Italia o estero? «Non ho preclusioni, lavorare in Inghilterra è stato fantastico. La Premier resta il top».
A proposito: United o City? «Sarà un testa a testa, la mia ex squadra resta sempre la più forte, sulla carta. Sono ancora orgoglioso di aver costruito quel colosso: Yaya Touré, Silva, Aguero…. Dall’altra parte di Manchester c’è Ibrahimovic: sarà un duello appassionante ma occhio al Chelsea. Conte è già partito benissimo».
E il Leicester di Ranieri? «Ha raccontato una favola diventata leggenda. Ha tenuto duro, ha colto l’attimo. Ora penso che per il Leicester sarebbe un successo altrettanto grande arrivare nelle prime sei. Il loro scudetto ricorda quello del Verona. Samp e Lazio, invece, avevano un progetto alle spalle, investimenti fatti sul mercato per vincere».
La Premier in mano agli italiani. «La nostra scuola è davvero al top: siamo allenatori di punta, esportiamo il nostro calcio in tutto il mondo. Certo, vederne così tanti in Inghilterra fa un certo effetto conoscendo quanto loro siano nazionalisti».
Ancelotti ha puntato sulla Germania. «Tecnico e uomo straordinario. Sempre sereno ma, credetemi, quando vuole è duro anche lui. Vincerà la Bundesliga con il Bayern, è abituato a gestire grandi squadre e non avrà molte difficoltà nell’impatto con la nuova realtà».
Sta per partire una grande Champions. «Ecco un altro grande rimpianto. La inseguo dalla notte in cui l’ho persa con la Samp contro il Barcellona per una questione di centimetri. Io ci credo, come sempre. A volte vai in un club, vinci lo scudetto e subito anche la Coppa più importante. Detto questo, difficile prevedere chi partirà con il ruolo di grande favorita: posso dire il Barcellona perché ha Messi, Neymar e Suarez ma quando si entra nella fase finale tutto può accadere».

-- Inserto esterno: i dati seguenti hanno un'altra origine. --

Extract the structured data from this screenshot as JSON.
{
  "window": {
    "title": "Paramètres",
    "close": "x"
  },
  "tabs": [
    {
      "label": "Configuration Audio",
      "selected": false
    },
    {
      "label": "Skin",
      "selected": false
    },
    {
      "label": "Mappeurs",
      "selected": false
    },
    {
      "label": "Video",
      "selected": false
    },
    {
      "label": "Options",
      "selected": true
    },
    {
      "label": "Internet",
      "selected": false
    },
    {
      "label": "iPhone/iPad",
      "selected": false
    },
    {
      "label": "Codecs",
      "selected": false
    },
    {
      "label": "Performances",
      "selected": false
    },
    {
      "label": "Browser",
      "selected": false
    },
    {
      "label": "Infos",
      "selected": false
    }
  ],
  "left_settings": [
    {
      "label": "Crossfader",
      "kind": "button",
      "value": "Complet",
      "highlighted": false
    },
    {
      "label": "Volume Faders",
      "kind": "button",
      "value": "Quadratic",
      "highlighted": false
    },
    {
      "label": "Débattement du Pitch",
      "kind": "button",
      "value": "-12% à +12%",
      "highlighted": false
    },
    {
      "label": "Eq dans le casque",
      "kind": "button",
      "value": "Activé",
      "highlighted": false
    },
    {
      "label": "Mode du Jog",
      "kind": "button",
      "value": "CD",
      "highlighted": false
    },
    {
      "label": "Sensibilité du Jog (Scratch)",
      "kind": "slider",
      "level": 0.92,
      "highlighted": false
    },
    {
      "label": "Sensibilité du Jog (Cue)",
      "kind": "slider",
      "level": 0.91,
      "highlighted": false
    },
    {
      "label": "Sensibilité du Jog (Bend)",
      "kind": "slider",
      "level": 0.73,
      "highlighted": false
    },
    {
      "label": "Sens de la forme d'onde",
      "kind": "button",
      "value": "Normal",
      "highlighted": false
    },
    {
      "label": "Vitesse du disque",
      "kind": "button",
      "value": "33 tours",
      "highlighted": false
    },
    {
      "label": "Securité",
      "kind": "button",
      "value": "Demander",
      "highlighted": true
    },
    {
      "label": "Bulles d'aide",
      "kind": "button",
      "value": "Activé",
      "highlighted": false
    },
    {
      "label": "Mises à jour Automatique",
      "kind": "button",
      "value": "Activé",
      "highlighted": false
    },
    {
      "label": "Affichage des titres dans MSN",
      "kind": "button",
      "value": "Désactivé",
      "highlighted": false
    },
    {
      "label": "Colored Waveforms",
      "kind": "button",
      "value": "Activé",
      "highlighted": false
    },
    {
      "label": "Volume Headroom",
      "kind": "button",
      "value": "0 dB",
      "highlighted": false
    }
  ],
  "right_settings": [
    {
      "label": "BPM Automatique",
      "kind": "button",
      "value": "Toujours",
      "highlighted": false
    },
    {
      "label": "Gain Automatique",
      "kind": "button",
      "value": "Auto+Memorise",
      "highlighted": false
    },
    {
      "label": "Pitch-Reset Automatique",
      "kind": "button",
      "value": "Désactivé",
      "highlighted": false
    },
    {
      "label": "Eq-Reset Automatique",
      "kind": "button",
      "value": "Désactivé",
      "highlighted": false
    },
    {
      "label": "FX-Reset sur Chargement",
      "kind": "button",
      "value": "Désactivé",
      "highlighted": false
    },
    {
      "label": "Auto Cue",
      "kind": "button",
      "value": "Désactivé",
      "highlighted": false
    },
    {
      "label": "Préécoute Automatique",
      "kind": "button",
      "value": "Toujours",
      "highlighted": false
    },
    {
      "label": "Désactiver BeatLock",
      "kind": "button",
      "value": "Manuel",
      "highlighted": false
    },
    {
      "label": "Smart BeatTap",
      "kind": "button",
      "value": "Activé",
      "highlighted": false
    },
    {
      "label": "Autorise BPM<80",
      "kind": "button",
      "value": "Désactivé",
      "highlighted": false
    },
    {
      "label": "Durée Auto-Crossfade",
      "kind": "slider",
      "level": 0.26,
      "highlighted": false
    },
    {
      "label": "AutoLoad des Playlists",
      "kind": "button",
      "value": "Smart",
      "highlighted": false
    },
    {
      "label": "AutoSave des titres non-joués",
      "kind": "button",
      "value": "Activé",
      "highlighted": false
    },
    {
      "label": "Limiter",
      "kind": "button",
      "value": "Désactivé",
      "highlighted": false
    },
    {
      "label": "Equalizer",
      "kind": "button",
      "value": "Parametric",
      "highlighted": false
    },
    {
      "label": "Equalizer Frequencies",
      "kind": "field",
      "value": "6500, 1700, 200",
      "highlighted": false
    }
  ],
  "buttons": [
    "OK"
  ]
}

L’anno scorso nessuno avrebbe puntato sul Real dopo la crisi tecnica. «Zidane ha gestito il suo ingresso in quel colosso grazie all’esperienza accumulata da giocatore. Ripetersi è sempre difficile ma è chiaro che la squadra di Ronaldo è sempre tra le candidate al successo».
L’Italia non ha un Ronaldo ma è partita con il piede giusto. «Ventura è stato intelligente, ha lavorato sulla base costruita da Conte e ha messo in moto la macchina. Nel bienno potrà utilizzare talenti emergenti come Immobile, Verratti, Insigne, Bernardeschi, Baselli. I giocatori ci sono e il ct è un maestro di calcio. E’ una squadra in cui credo».
E che avrebbe allenato volentieri. «Come tutti quelli che fanno il mio lavoro. La Nazionale del proprio Paese è un punto di arrivo, un motivo di orgoglio. Sentire l’inno e rappresentare gli italiani è una sensazione che ho provato in Inghilterra con il City. Da brividi. Chissà…».